The construction, along with a slow tourist season, means fewer people are walking into stores along the street.
Lindsey Manzer, a server at the Magnolia Café, said she’s noticed the drop in visitors in recent weeks.
“It took a little while to kind of notice it but now that it's summer out, I find less foot traffic on this particular street corner going down Princess and across Prince William [streets],” she said.
In the next building, Theresa Jennings, the owner of Scheherazade Books and Music, said she has also noticed a decline in traffic this summer.
Jennings said the city needs to better communicate with the public when these construction projects are in the planning stages.
"I think they need to communicate with the public of what's going on with the construction, where people can move around, like what's the driving to avoid the construction? Where can you park to avoid the construction?” she said.
“And to really just let the public know that we're still all open for business and are happy to see you."
TerraEx is the main contractor on the Prince William Street reconstruction project. Along with the new water main and storm sewers, the project will put overhead power lines underground, rebuild the street and add decorative street lighting.
No one from the City of Saint John was available to comment on the concerns raised by the businesses in the construction zone.
However, the city released an advisory on Wednesday reminding citizens of the construction.
“The section from Duke to Princess streets is closed to vehicle traffic but remains open to pedestrians. All businesses remain open,” the statement said.

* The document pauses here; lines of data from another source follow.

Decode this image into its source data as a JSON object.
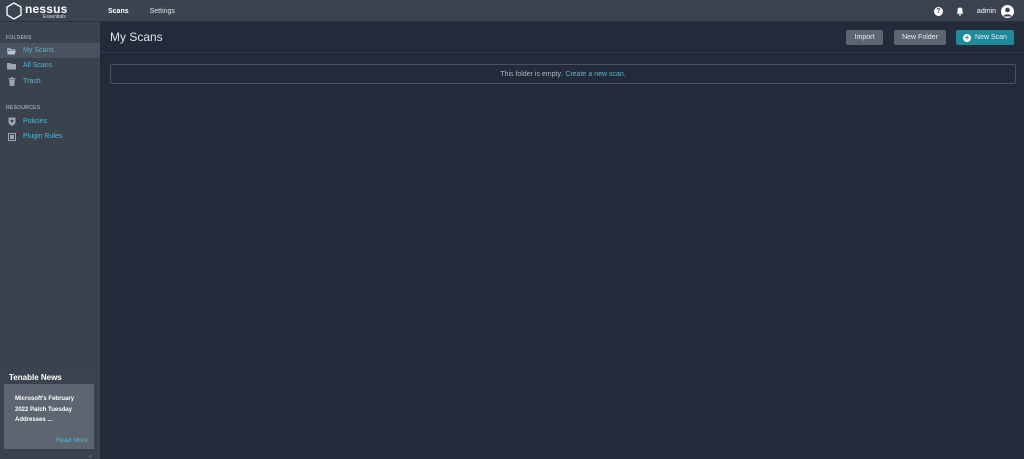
{
  "app": {
    "logo_name": "nessus",
    "logo_sub": "Essentials"
  },
  "nav": {
    "scans": "Scans",
    "settings": "Settings"
  },
  "user": {
    "name": "admin",
    "help_glyph": "?"
  },
  "sidebar": {
    "folders_label": "FOLDERS",
    "folders": [
      {
        "label": "My Scans",
        "icon": "folder-open-icon",
        "active": true
      },
      {
        "label": "All Scans",
        "icon": "folder-icon",
        "active": false
      },
      {
        "label": "Trash",
        "icon": "trash-icon",
        "active": false
      }
    ],
    "resources_label": "RESOURCES",
    "resources": [
      {
        "label": "Policies",
        "icon": "shield-icon"
      },
      {
        "label": "Plugin Rules",
        "icon": "plugin-rules-icon"
      }
    ]
  },
  "news": {
    "title": "Tenable News",
    "headline": "Microsoft's February 2022 Patch Tuesday Addresses ...",
    "read_more": "Read More",
    "collapse_glyph": "«"
  },
  "main": {
    "title": "My Scans",
    "import_label": "Import",
    "new_folder_label": "New Folder",
    "new_scan_label": "New Scan",
    "empty_text": "This folder is empty.",
    "empty_link": "Create a new scan."
  },
  "colors": {
    "accent": "#4fb8d6",
    "primary_button": "#1f8a9c",
    "background": "#232b3a",
    "sidebar": "#3a424e"
  }
}
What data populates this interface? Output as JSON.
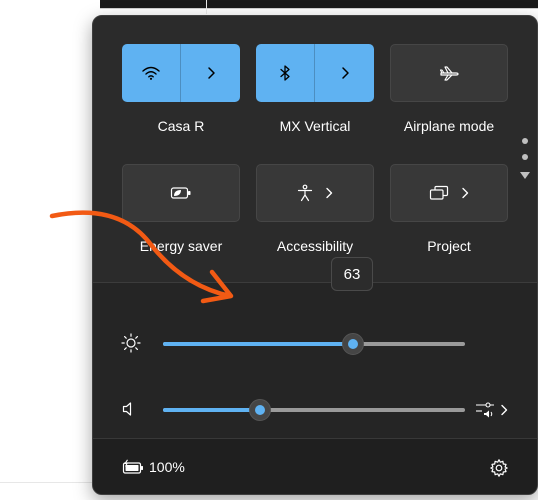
{
  "colors": {
    "accent": "#5fb2f2",
    "panel_bg": "#2b2b2b",
    "tile_off_bg": "#383838",
    "annotation_arrow": "#f25a14"
  },
  "tiles": [
    {
      "label": "Casa R",
      "icon": "wifi-icon",
      "active": true,
      "has_arrow": true
    },
    {
      "label": "MX Vertical",
      "icon": "bluetooth-icon",
      "active": true,
      "has_arrow": true
    },
    {
      "label": "Airplane mode",
      "icon": "airplane-icon",
      "active": false,
      "has_arrow": false
    },
    {
      "label": "Energy saver",
      "icon": "energy-saver-icon",
      "active": false,
      "has_arrow": false
    },
    {
      "label": "Accessibility",
      "icon": "accessibility-icon",
      "active": false,
      "has_arrow": true
    },
    {
      "label": "Project",
      "icon": "project-icon",
      "active": false,
      "has_arrow": true
    }
  ],
  "brightness": {
    "icon": "brightness-icon",
    "value": 63,
    "tooltip": "63"
  },
  "volume": {
    "icon": "speaker-icon",
    "level_percent": 32,
    "output_icon": "audio-output-icon"
  },
  "footer": {
    "battery_icon": "battery-charging-icon",
    "battery_text": "100%",
    "settings_icon": "gear-icon"
  },
  "pager": {
    "pages": 2,
    "current": 1
  }
}
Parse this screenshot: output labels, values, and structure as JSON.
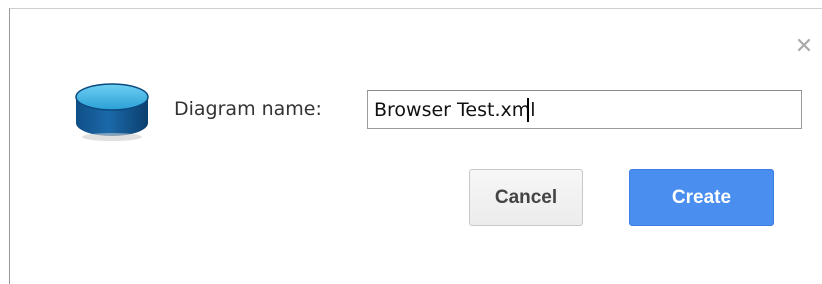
{
  "dialog": {
    "close_glyph": "✕",
    "icon": "database-icon",
    "name_label": "Diagram name:",
    "name_value": "Browser Test.xml",
    "cancel_label": "Cancel",
    "create_label": "Create",
    "colors": {
      "primary_button": "#4a8ef0",
      "icon_blue": "#1f6ea8"
    }
  }
}
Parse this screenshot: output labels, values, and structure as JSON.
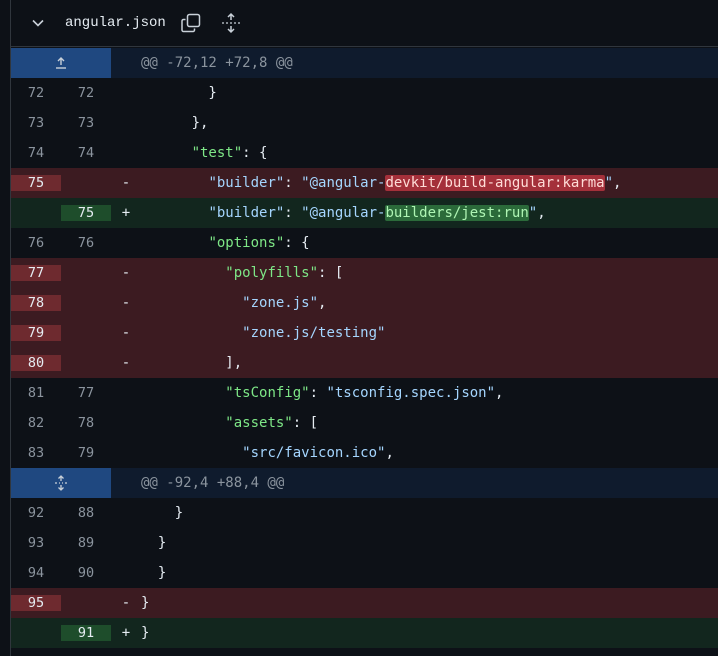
{
  "file": {
    "name": "angular.json",
    "icons": [
      "chevron-down-icon",
      "copy-icon",
      "expand-all-icon"
    ]
  },
  "hunks": [
    {
      "header": "@@ -72,12 +72,8 @@"
    },
    {
      "header": "@@ -92,4 +88,4 @@"
    }
  ],
  "lines": {
    "l72": {
      "old": "72",
      "new": "72",
      "text": "        }"
    },
    "l73": {
      "old": "73",
      "new": "73",
      "text": "      },"
    },
    "l74": {
      "old": "74",
      "new": "74",
      "k": "\"test\"",
      "rest": ": {"
    },
    "l75d": {
      "old": "75",
      "sign": "-",
      "k": "\"builder\"",
      "p1": ": ",
      "s1": "\"@angular-",
      "hl": "devkit/build-angular:karma",
      "s2": "\"",
      "p2": ","
    },
    "l75a": {
      "new": "75",
      "sign": "+",
      "k": "\"builder\"",
      "p1": ": ",
      "s1": "\"@angular-",
      "hl": "builders/jest:run",
      "s2": "\"",
      "p2": ","
    },
    "l76": {
      "old": "76",
      "new": "76",
      "k": "\"options\"",
      "rest": ": {"
    },
    "l77": {
      "old": "77",
      "sign": "-",
      "k": "\"polyfills\"",
      "rest": ": ["
    },
    "l78": {
      "old": "78",
      "sign": "-",
      "s": "\"zone.js\"",
      "rest": ","
    },
    "l79": {
      "old": "79",
      "sign": "-",
      "s": "\"zone.js/testing\""
    },
    "l80": {
      "old": "80",
      "sign": "-",
      "text": "          ],"
    },
    "l81": {
      "old": "81",
      "new": "77",
      "k": "\"tsConfig\"",
      "p1": ": ",
      "s": "\"tsconfig.spec.json\"",
      "rest": ","
    },
    "l82": {
      "old": "82",
      "new": "78",
      "k": "\"assets\"",
      "rest": ": ["
    },
    "l83": {
      "old": "83",
      "new": "79",
      "s": "\"src/favicon.ico\"",
      "rest": ","
    },
    "l92": {
      "old": "92",
      "new": "88",
      "text": "    }"
    },
    "l93": {
      "old": "93",
      "new": "89",
      "text": "  }"
    },
    "l94": {
      "old": "94",
      "new": "90",
      "text": "}"
    },
    "l95": {
      "old": "95",
      "sign": "-",
      "text": "}"
    },
    "l91": {
      "new": "91",
      "sign": "+",
      "text": "}"
    }
  }
}
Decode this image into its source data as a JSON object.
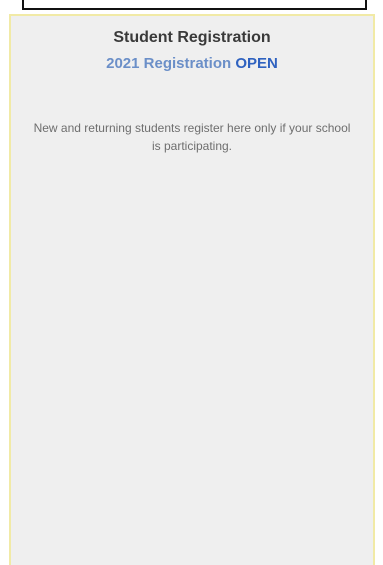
{
  "panel": {
    "title": "Student Registration",
    "subtitle_prefix": "2021 Registration",
    "subtitle_status": "OPEN",
    "description": "New and returning students register here only if your school is participating."
  },
  "colors": {
    "panel_background": "#efefef",
    "panel_border": "#f1eaa6",
    "subtitle_prefix": "#6b8fc8",
    "subtitle_status": "#2f62c0"
  }
}
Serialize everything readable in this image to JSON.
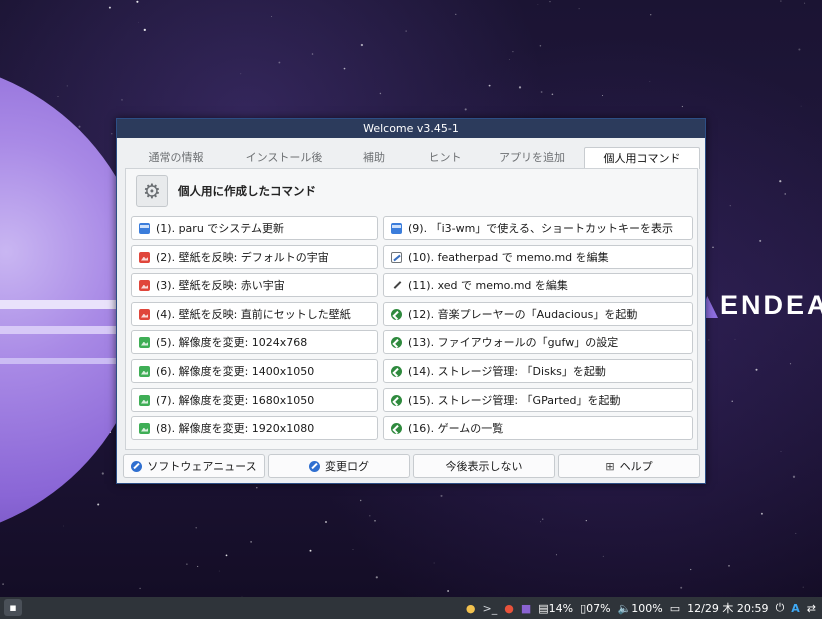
{
  "desktop": {
    "brand_text": "ENDEAVOU"
  },
  "window": {
    "title": "Welcome v3.45-1",
    "tabs": [
      {
        "label": "通常の情報"
      },
      {
        "label": "インストール後"
      },
      {
        "label": "補助"
      },
      {
        "label": "ヒント"
      },
      {
        "label": "アプリを追加"
      },
      {
        "label": "個人用コマンド"
      }
    ],
    "active_tab": "個人用コマンド",
    "panel_title": "個人用に作成したコマンド",
    "left_commands": [
      {
        "label": "(1). paru でシステム更新",
        "icon": "terminal-update-icon"
      },
      {
        "label": "(2). 壁紙を反映: デフォルトの宇宙",
        "icon": "wallpaper-icon"
      },
      {
        "label": "(3). 壁紙を反映: 赤い宇宙",
        "icon": "wallpaper-icon"
      },
      {
        "label": "(4). 壁紙を反映: 直前にセットした壁紙",
        "icon": "wallpaper-icon"
      },
      {
        "label": "(5). 解像度を変更: 1024x768",
        "icon": "display-icon"
      },
      {
        "label": "(6). 解像度を変更: 1400x1050",
        "icon": "display-icon"
      },
      {
        "label": "(7). 解像度を変更: 1680x1050",
        "icon": "display-icon"
      },
      {
        "label": "(8). 解像度を変更: 1920x1080",
        "icon": "display-icon"
      }
    ],
    "right_commands": [
      {
        "label": "(9). 「i3-wm」で使える、ショートカットキーを表示",
        "icon": "keyboard-icon"
      },
      {
        "label": "(10). featherpad で memo.md を編集",
        "icon": "featherpad-icon"
      },
      {
        "label": "(11). xed で memo.md を編集",
        "icon": "pen-icon"
      },
      {
        "label": "(12). 音楽プレーヤーの「Audacious」を起動",
        "icon": "launch-icon"
      },
      {
        "label": "(13). ファイアウォールの「gufw」の設定",
        "icon": "launch-icon"
      },
      {
        "label": "(14). ストレージ管理: 「Disks」を起動",
        "icon": "launch-icon"
      },
      {
        "label": "(15). ストレージ管理: 「GParted」を起動",
        "icon": "launch-icon"
      },
      {
        "label": "(16). ゲームの一覧",
        "icon": "launch-icon"
      }
    ],
    "buttons": {
      "news": "ソフトウェアニュース",
      "changelog": "変更ログ",
      "dont_show": "今後表示しない",
      "help": "ヘルプ"
    }
  },
  "taskbar": {
    "battery1": "14%",
    "battery2": "07%",
    "volume": "100%",
    "datetime": "12/29 木 20:59",
    "keyboard_layout": "A"
  }
}
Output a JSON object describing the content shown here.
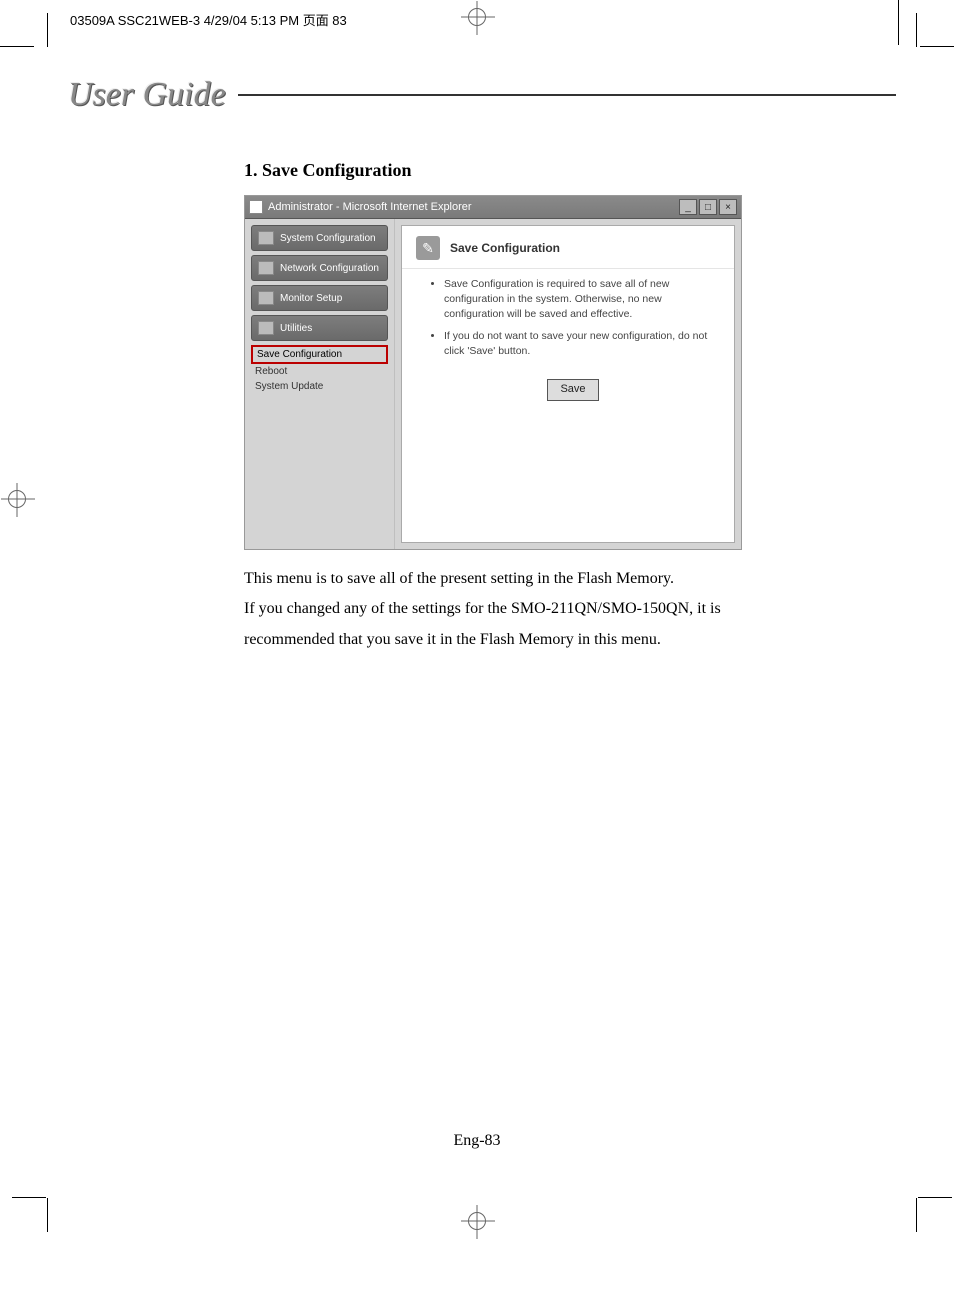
{
  "doc_header": "03509A SSC21WEB-3  4/29/04  5:13 PM  页面 83",
  "guide_title": "User Guide",
  "section_heading": "1. Save Configuration",
  "window": {
    "title": "Administrator - Microsoft Internet Explorer",
    "win_min": "_",
    "win_max": "□",
    "win_close": "×"
  },
  "sidebar": {
    "items": [
      "System Configuration",
      "Network Configuration",
      "Monitor Setup",
      "Utilities"
    ],
    "subitems": [
      "Save Configuration",
      "Reboot",
      "System Update"
    ]
  },
  "panel": {
    "title": "Save Configuration",
    "bullets": [
      "Save Configuration is required to save all of new configuration in the system. Otherwise, no new configuration will be saved and effective.",
      "If you do not want to save your new configuration, do not click 'Save' button."
    ],
    "save_btn": "Save"
  },
  "body_text_1": "This menu is to save all of the present setting in the Flash Memory.",
  "body_text_2": "If you changed any of the settings for the SMO-211QN/SMO-150QN, it is recommended that you save it in the Flash Memory in this menu.",
  "page_number": "Eng-83"
}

A city official also said steps are being taken to help businesses in the area during this period, such as:
- meeting with local business and property owners to discuss any concerns
- keeping at least one sidewalk open at all times
- scheduling service disruptions to minimize impacts on business in non-emergency situations
- working with affected businesses to guarantee access for deliveries and pickups is available
Even though the construction is an inconvenience now, Jennings said she hopes the final results will draw more people to the area.
"I'm hoping that the attractiveness of the street is going to draw [more visitors],” she said.
The construction project is expected to finish in October.